试图从一个网站上获取数据,但为某些URL获取了两个数据
本田思域
make = honda
model = civic
对于路虎
make = land
model = rover
应该在哪里
make = landrover
model = rangerover
试过这个:
你知道吗scala.txt文件地址:
https://www.redbook.com.au/cars/details/2019-honda-civic-50-years-edition-auto-my19/SPOT-ITM-524208
https://www.redbook.com.au/cars/details/2019-holden-astra-rs-black-edition-bk-auto-my19/SPOT-ITM-524534
http://www.redbook.com.au/cars/research/used/details/2014-land-rover-range-rover-evoque-ed4-pure-tech-manual-my15/SPOT-ITM-410126
http://www.redbook.com.au/cars/research/used/details/2014-land-rover-range-rover-evoque-sd4-pure-tech-auto-4x4-my15/SPOT-ITM-410136
import lxml.html as lh
import pandas as pd
import html
from lxml import html
from bs4 import BeautifulSoup
import requests
import requests
from bs4 import BeautifulSoup as bs
cars = []
with open('scala.txt') as f:
urls = f.read().splitlines()
for url in urls:
car_data={}
headers = {'User-Agent':'Mozilla/5.0'}
page = (requests.get(url, headers=headers))

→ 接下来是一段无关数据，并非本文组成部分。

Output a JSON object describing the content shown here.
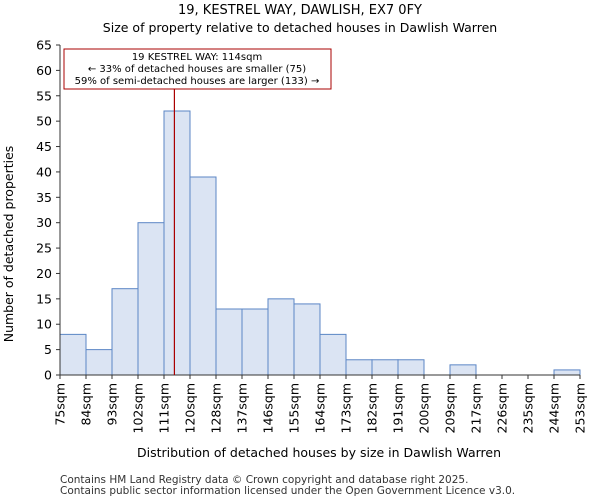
{
  "chart_data": {
    "type": "bar",
    "title_line1": "19, KESTREL WAY, DAWLISH, EX7 0FY",
    "title_line2": "Size of property relative to detached houses in Dawlish Warren",
    "xlabel": "Distribution of detached houses by size in Dawlish Warren",
    "ylabel": "Number of detached properties",
    "x_tick_labels": [
      "75sqm",
      "84sqm",
      "93sqm",
      "102sqm",
      "111sqm",
      "120sqm",
      "128sqm",
      "137sqm",
      "146sqm",
      "155sqm",
      "164sqm",
      "173sqm",
      "182sqm",
      "191sqm",
      "200sqm",
      "209sqm",
      "217sqm",
      "226sqm",
      "235sqm",
      "244sqm",
      "253sqm"
    ],
    "values": [
      8,
      5,
      17,
      30,
      52,
      39,
      13,
      13,
      15,
      14,
      8,
      3,
      3,
      3,
      0,
      2,
      0,
      0,
      0,
      1
    ],
    "ylim": [
      0,
      65
    ],
    "yticks": [
      0,
      5,
      10,
      15,
      20,
      25,
      30,
      35,
      40,
      45,
      50,
      55,
      60,
      65
    ],
    "marker_bin_position": 4.4,
    "annotation": {
      "line1": "19 KESTREL WAY: 114sqm",
      "line2": "← 33% of detached houses are smaller (75)",
      "line3": "59% of semi-detached houses are larger (133) →"
    },
    "colors": {
      "bar_fill": "#dbe4f3",
      "bar_stroke": "#5b86c5",
      "marker": "#aa0000",
      "annotation_border": "#aa0000",
      "axis": "#333333"
    }
  },
  "footer": {
    "line1": "Contains HM Land Registry data © Crown copyright and database right 2025.",
    "line2": "Contains public sector information licensed under the Open Government Licence v3.0."
  }
}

tree = html.fromstring(page.content)
car_data['url']=url
if tree.xpath('//h1[@class="details-title"]/text()')[0]:
full_car_name = tree.xpath('//h1[@class="details-title"]/text()')[0]

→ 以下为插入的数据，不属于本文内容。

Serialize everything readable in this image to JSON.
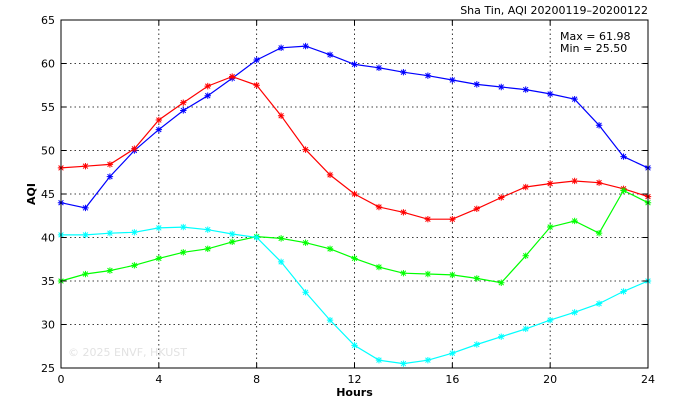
{
  "chart_data": {
    "type": "line",
    "title": "Sha Tin, AQI 20200119–20200122",
    "xlabel": "Hours",
    "ylabel": "AQI",
    "xlim": [
      0,
      24
    ],
    "ylim": [
      25,
      65
    ],
    "x_ticks": [
      0,
      4,
      8,
      12,
      16,
      20,
      24
    ],
    "y_ticks": [
      25,
      30,
      35,
      40,
      45,
      50,
      55,
      60,
      65
    ],
    "grid": true,
    "stats": {
      "max": "Max = 61.98",
      "min": "Min = 25.50"
    },
    "watermark": "© 2025  ENVF, HKUST",
    "series": [
      {
        "color": "#0000ff",
        "marker": "asterisk",
        "x": [
          0,
          1,
          2,
          3,
          4,
          5,
          6,
          7,
          8,
          9,
          10,
          11,
          12,
          13,
          14,
          15,
          16,
          17,
          18,
          19,
          20,
          21,
          22,
          23,
          24
        ],
        "values": [
          44.0,
          43.4,
          47.0,
          50.0,
          52.4,
          54.6,
          56.3,
          58.3,
          60.4,
          61.8,
          62.0,
          61.0,
          59.9,
          59.5,
          59.0,
          58.6,
          58.1,
          57.6,
          57.3,
          57.0,
          56.5,
          55.9,
          52.9,
          49.3,
          48.0
        ]
      },
      {
        "color": "#ff0000",
        "marker": "asterisk",
        "x": [
          0,
          1,
          2,
          3,
          4,
          5,
          6,
          7,
          8,
          9,
          10,
          11,
          12,
          13,
          14,
          15,
          16,
          17,
          18,
          19,
          20,
          21,
          22,
          23,
          24
        ],
        "values": [
          48.0,
          48.2,
          48.4,
          50.2,
          53.5,
          55.5,
          57.4,
          58.5,
          57.5,
          54.0,
          50.1,
          47.2,
          45.0,
          43.5,
          42.9,
          42.1,
          42.1,
          43.3,
          44.6,
          45.8,
          46.2,
          46.5,
          46.3,
          45.6,
          44.7
        ]
      },
      {
        "color": "#00ff00",
        "marker": "asterisk",
        "x": [
          0,
          1,
          2,
          3,
          4,
          5,
          6,
          7,
          8,
          9,
          10,
          11,
          12,
          13,
          14,
          15,
          16,
          17,
          18,
          19,
          20,
          21,
          22,
          23,
          24
        ],
        "values": [
          35.0,
          35.8,
          36.2,
          36.8,
          37.6,
          38.3,
          38.7,
          39.5,
          40.1,
          39.9,
          39.4,
          38.7,
          37.6,
          36.6,
          35.9,
          35.8,
          35.7,
          35.3,
          34.8,
          37.9,
          41.2,
          41.9,
          40.5,
          45.4,
          44.0
        ]
      },
      {
        "color": "#00ffff",
        "marker": "asterisk",
        "x": [
          0,
          1,
          2,
          3,
          4,
          5,
          6,
          7,
          8,
          9,
          10,
          11,
          12,
          13,
          14,
          15,
          16,
          17,
          18,
          19,
          20,
          21,
          22,
          23,
          24
        ],
        "values": [
          40.3,
          40.3,
          40.5,
          40.6,
          41.1,
          41.2,
          40.9,
          40.4,
          40.0,
          37.2,
          33.7,
          30.5,
          27.6,
          25.9,
          25.5,
          25.9,
          26.7,
          27.7,
          28.6,
          29.5,
          30.5,
          31.4,
          32.4,
          33.8,
          35.0
        ]
      }
    ]
  }
}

car_data['naming'] = full_car_name
print(full_car_name)
car_data['id'] = url.split("SPOT-ITM-")[1].replace("/", "")
car_data['year'] = full_car_name.split(" ")[0]
car_data['make'] = full_car_name.split(" ")[1]
car_data['model']= full_car_name.split(" ")[2]
cars.append(car_data)
对于前两个是好的,当第三个url出现时,有多个值
输出:
{'id': '524208',
'make': 'Honda',
'model': 'Civic',
'naming': '2019 Honda Civic 50 Years Edition Auto MY19',
'url': 'https://www.redbook.com.au/cars/details/2019-honda-civic-50-years-edition-auto-my19/SPOT-ITM-524208',
'year': '2019'}
{'id': '410136',
'make': 'Land',
'model': 'Rover',
'naming': '2014 Land Rover Range Rover Evoque SD4 Pure Tech Auto 4x4 MY15',
'url': 'http://www.redbook.com.au/cars/research/used/details/2014-land-rover-range-rover-evoque-sd4-pure-tech-auto-4x4-my15/SPOT-ITM-410136',
'year': '2014'}
对于路虎,make should be land rover
和model should be range rover
尝试使用
try/except
。有些元素没有img。因此,当它试图从索引[0]
获取图像的url时,那里什么都没有。您基本上是告诉我们从空列表中获取第一个元素:骨架
try/except
因此图像:
这里还有一些帮助来修复json关键字:值。 你得到这些结果的原因是因为你在空白处分裂。在文本/内容中,它是
land rover range rover
,而不是landrover rangerover
。所以当你分开的时候,它会返回['land', 'rover', 'range', 'rover']
。您正在获取索引0和1中的元素,即'land'
和'rover'
。你知道吗如果文本是
'landrover rangerover'
,那么您就可以正确地得到您想要的。它将分割['landrover', 'rangerover']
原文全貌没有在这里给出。